Practicing what we preach

Since the release of the research, Deloitte has been asked numerous times how it uses the Three Rules. Using the Three Rules – and the research behind them – as a mental model has helped us see what works and what doesn’t. This model has helped us identify and understand the underlying principles behind our success, and even more critically, the importance of applying those principles rigorously in the years ahead.

Three questions for leaders

Leaders who want to assess whether their organizations use the Three Rules in their decision-making can ask themselves several key questions:

  1. Have we taken actions that emphasize quality over price competitiveness?
  2. Do we emphasize revenue growth over cost-cutting?
  3. Have we prioritized anything else over quality and revenue growth?

Knowing the answers to these questions – and how frequently decisions have aligned with those principles – will help you assess whether the Three Rules are understood and applied in your business.
 

A "Three Rules" culture positions an organization for the future

Our approach, in short, reveals a bias towards non-price value over price and revenue over costs.
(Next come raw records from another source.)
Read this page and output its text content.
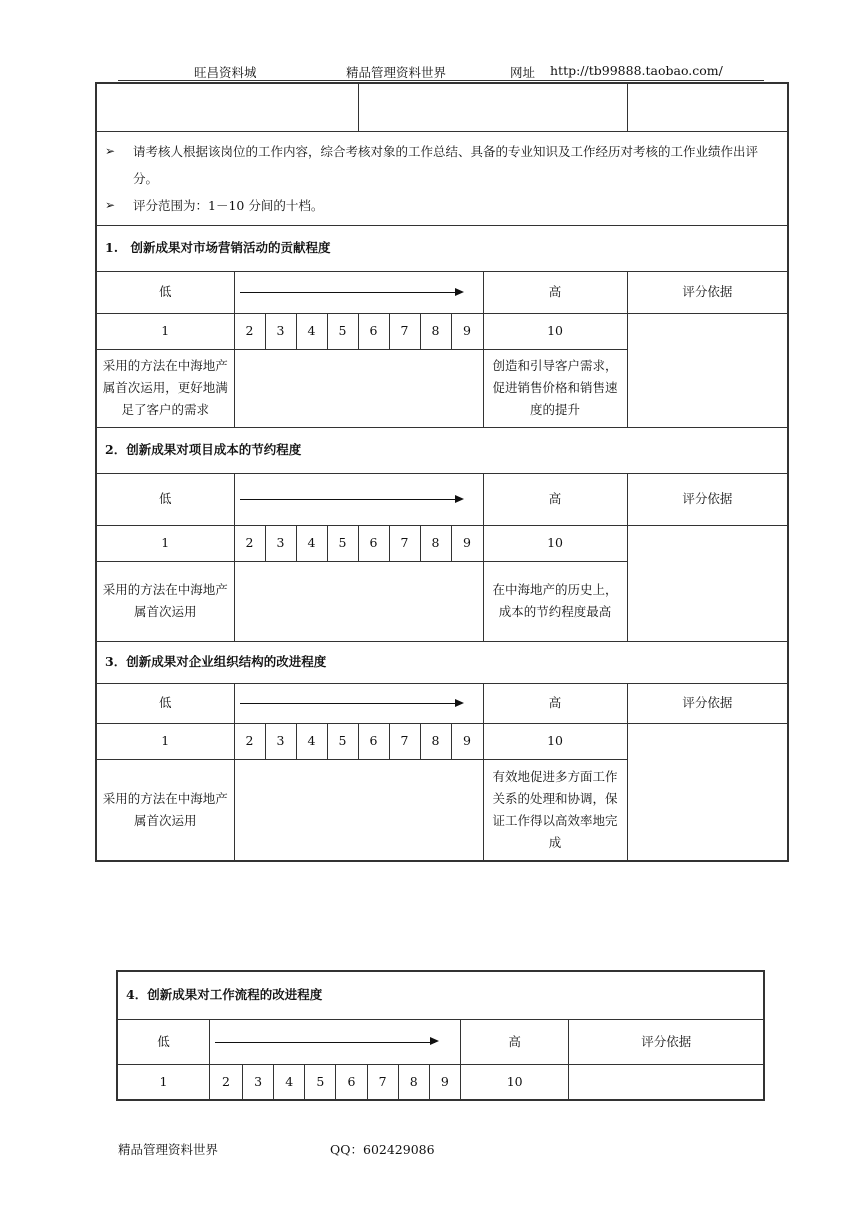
旺昌资料城	精品管理资料世界	网址 http://tb99888.taobao.com/

➢ 请考核人根据该岗位的工作内容，综合考核对象的工作总结、具备的专业知识及工作经历对考核的工作业绩作出评分。
➢ 评分范围为：1－10 分间的十档。										

1.　创新成果对市场营销活动的贡献程度										
低									高	评分依据
1	2	3	4	5	6	7	8	9	10	
采用的方法在中海地产属首次运用，更好地满足了客户的需求									创造和引导客户需求，促进销售价格和销售速度的提升	
2．创新成果对项目成本的节约程度										
低									高	评分依据
1	2	3	4	5	6	7	8	9	10	
采用的方法在中海地产属首次运用									在中海地产的历史上，成本的节约程度最高	
3．创新成果对企业组织结构的改进程度										
低									高	评分依据
1	2	3	4	5	6	7	8	9	10	
采用的方法在中海地产属首次运用									有效地促进多方面工作关系的处理和协调，保证工作得以高效率地完成	
4．创新成果对工作流程的改进程度										
低									高	评分依据
1	2	3	4	5	6	7	8	9	10	
精品管理资料世界	QQ：602429086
We can’t claim this bias was established by dictate – rather, it is part of the culture of our organization, nurtured over many decades and by many leaders. It is a culture that says: If we need to invest in our people to provide better service, we do it. If we see an opportunity to grow our business long-term at the expense of near-term results, we make it. And if we see a way to make our clients more successful even if we can’t immediately profit, we have that conversation with them – not in the interest of capturing revenue but in the hope that they can position themselves best for the future.

Our favorite exercise is helping clients see around the corner, and so whatever it takes to help them achieve that, we will invest in it. It’s not one of the Three Rules, but it is a natural extension of the principles of better before cheaper, revenue before cost, and not letting anything else come before those two guiding principles.